CIA’ye yakınlığıyla bilinen Amerikan düşünce kuruluşu Stratfor’un internet sitesinde, olaydan 5 gün önce yayınlanan bir analizde özetle şöyle yazıyordu:

“İsrail, Gazze’ye yardım gemisine saldırsa da saldırmasa da, Türkiye bu durumdan kazançlı çıkacak…”

Nitekim, ABD Başkanı Obama, saldırıdan sonra yaptığı açıklamada, bu durumun, Ortadoğu barışının tesisi için bir fırsata dönüştürülebileceğini söyledi.

Çok açık bir şekilde anlaşılıyor ki, her şey Türkiye’nin Ortadoğu’nun / İslâm dünyasının lider ülkesi konumuna gelme sürecini hızlandırmak için kurgulanmıştı.

Buradan şöyle bir tahminde bulunabiliriz: Görünen o ki, yakında İsrail’de hükümet düşecek, seçimler yapılacak ve yeni dünya düzeni ile uyumlu olacak yeni bir hükümet iktidara gelecek. Bu, uzun zamandan beri beklenen bir gelişme olmasına rağmen, İsrail’deki bu muhtemel hükümet değişikliği bile, İslâm dünyasında Türkiye’nin başarısı olarak kaydedilecek…

Türkiye, Amerika ve Rusya ile ittifak hâlinde, İslâm dünyasında lider ülke konumuna geldikçe, aynı zamanda Avrupa Birliği’nden de uzaklaşmış olacak.

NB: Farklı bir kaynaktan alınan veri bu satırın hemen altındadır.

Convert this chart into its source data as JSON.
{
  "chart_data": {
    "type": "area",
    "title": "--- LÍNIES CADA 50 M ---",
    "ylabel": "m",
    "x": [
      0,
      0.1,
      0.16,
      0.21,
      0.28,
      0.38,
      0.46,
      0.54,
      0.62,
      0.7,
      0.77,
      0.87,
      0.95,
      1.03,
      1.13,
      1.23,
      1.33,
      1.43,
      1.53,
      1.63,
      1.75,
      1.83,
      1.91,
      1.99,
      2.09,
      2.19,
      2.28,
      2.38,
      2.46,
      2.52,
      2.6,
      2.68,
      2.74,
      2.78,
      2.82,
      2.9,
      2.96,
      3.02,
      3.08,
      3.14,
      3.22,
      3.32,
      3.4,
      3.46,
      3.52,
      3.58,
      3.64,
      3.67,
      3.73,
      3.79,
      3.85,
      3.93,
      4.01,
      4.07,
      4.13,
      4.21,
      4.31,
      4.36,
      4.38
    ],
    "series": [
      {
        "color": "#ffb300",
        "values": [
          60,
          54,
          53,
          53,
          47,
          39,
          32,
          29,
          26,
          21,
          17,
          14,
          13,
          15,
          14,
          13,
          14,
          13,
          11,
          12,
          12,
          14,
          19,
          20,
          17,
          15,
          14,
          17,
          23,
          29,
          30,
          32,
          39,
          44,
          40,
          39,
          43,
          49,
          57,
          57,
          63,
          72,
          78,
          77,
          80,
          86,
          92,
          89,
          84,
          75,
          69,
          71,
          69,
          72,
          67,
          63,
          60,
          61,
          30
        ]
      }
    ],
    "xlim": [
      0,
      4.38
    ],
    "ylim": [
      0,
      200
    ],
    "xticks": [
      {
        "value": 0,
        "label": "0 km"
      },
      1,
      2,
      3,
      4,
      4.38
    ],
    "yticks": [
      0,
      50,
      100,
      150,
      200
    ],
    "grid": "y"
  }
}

Zaten, ekonomik krizlerle boğuşmaya başlamış ve giderek zayıflayan bir Avrupa’ya ihtiyacı da kalmamış olacak… (Nitekim, Alman Die Welt gazetesi, geçen ay “Türkler, Avrupa Birliği’ndeki finans krizine kıs kıs gülüyor” diye manşet atmıştı…) Türkiye gibi nüfuz alanı bu kadar geniş, büyük ve stratejik öneme sahip güçlü bir devletten mahrum kalan Avrupa da, Ortadoğu’yu, Afrika’yı, Balkanları, ve Kafkasları da kaybetmiş olacak… Tam bir yenilgi… Sizce, üçüncü dünya savaşına gerek var mı?..

Bu gidişattan rahatsız olan “karşı ittifak”, Türkiye-ABD-Rusya ittifakını bozmaya çalışacak ve stratejilerinin hareket noktası da bu olacaktır.

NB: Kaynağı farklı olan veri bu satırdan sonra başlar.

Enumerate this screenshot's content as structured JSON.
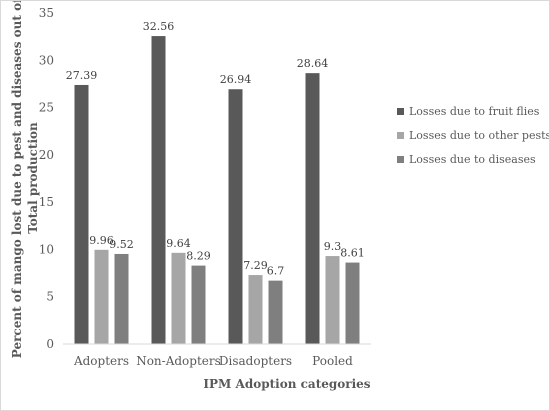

Fakat, bunu nasıl yapabilirler?

Başbakan Erdoğan’ı “Amerikan uşağı” ilân edip, Amerikan karşıtlığı yapacak olan kitle, Ergenekon operasyonları ile etkisiz hâle getirildi. “Irak’ın kuzeyinde bir Kürt Devleti kurulacak, Barzani Türkiye’yi bölecek” iddiası ve propagandası da çökmüş durumda. Zira, farkındaysanız, Irak Bölgesel Kürt Yönetimi’nin lideri Mesut Barzani Türkiye’ye geldi, Dışişleri Bakanı Ahmet Davutoğlu ile birlikte düzenlenen ortak basın toplantısında Türkiye’ye sıcak mesajlar verdi. Kuzey Irak artık Türkiye’ye tâbi, Türkiye’ye bağımlı bir oluşumdan ibarettir. Orada bağımsız bir devlet kurulsa bile bu devlet, ciddi bir hata yapılmadığı takdirde, Türkiye’nin sözünden çıkmayacak çok “akıllı-uslu” bir devlet olacaktır… Baksanıza, “Türkiye’yi bölecek” denen Barzani, İstanbul’da TÜSİAD heyeti ile bir araya geldi… Barzani artık bir “işadamı”… O artık bir “tüccar” ve ticaretini Türkiye ile yapacak…

Barzani, Türk medyasının temsilcileriyle de bir araya geldi ve dolaylı olarak da olsa, PKK’dan rahatsızlığını ifade etti…

PKK ise, tam da Barzani’nin Türkiye ziyaretine denk gelecek bir zamanlamayla, “tek taraflı olarak ilân ettiği ateşkese son verdiğini” duyurdu… Zaten, bir süreden beri terör saldırıları yeniden yükselişe geçmişti.

Esasen PKK çoktan tükenmişti. Siyasî ve ekonomik bakımdan tükenmişti. Şu günlerde PKK imzasıyla gerçekleştirilen terör saldırılarının arkasında, Türkiye-ABD-Rusya ittifakını bozmaya çalışan devletlerin istihbarat servislerini ve onların içerideki taşeronlarını aramak gerekir… PKK, sahnenin önündeki oyunculardan ibaret…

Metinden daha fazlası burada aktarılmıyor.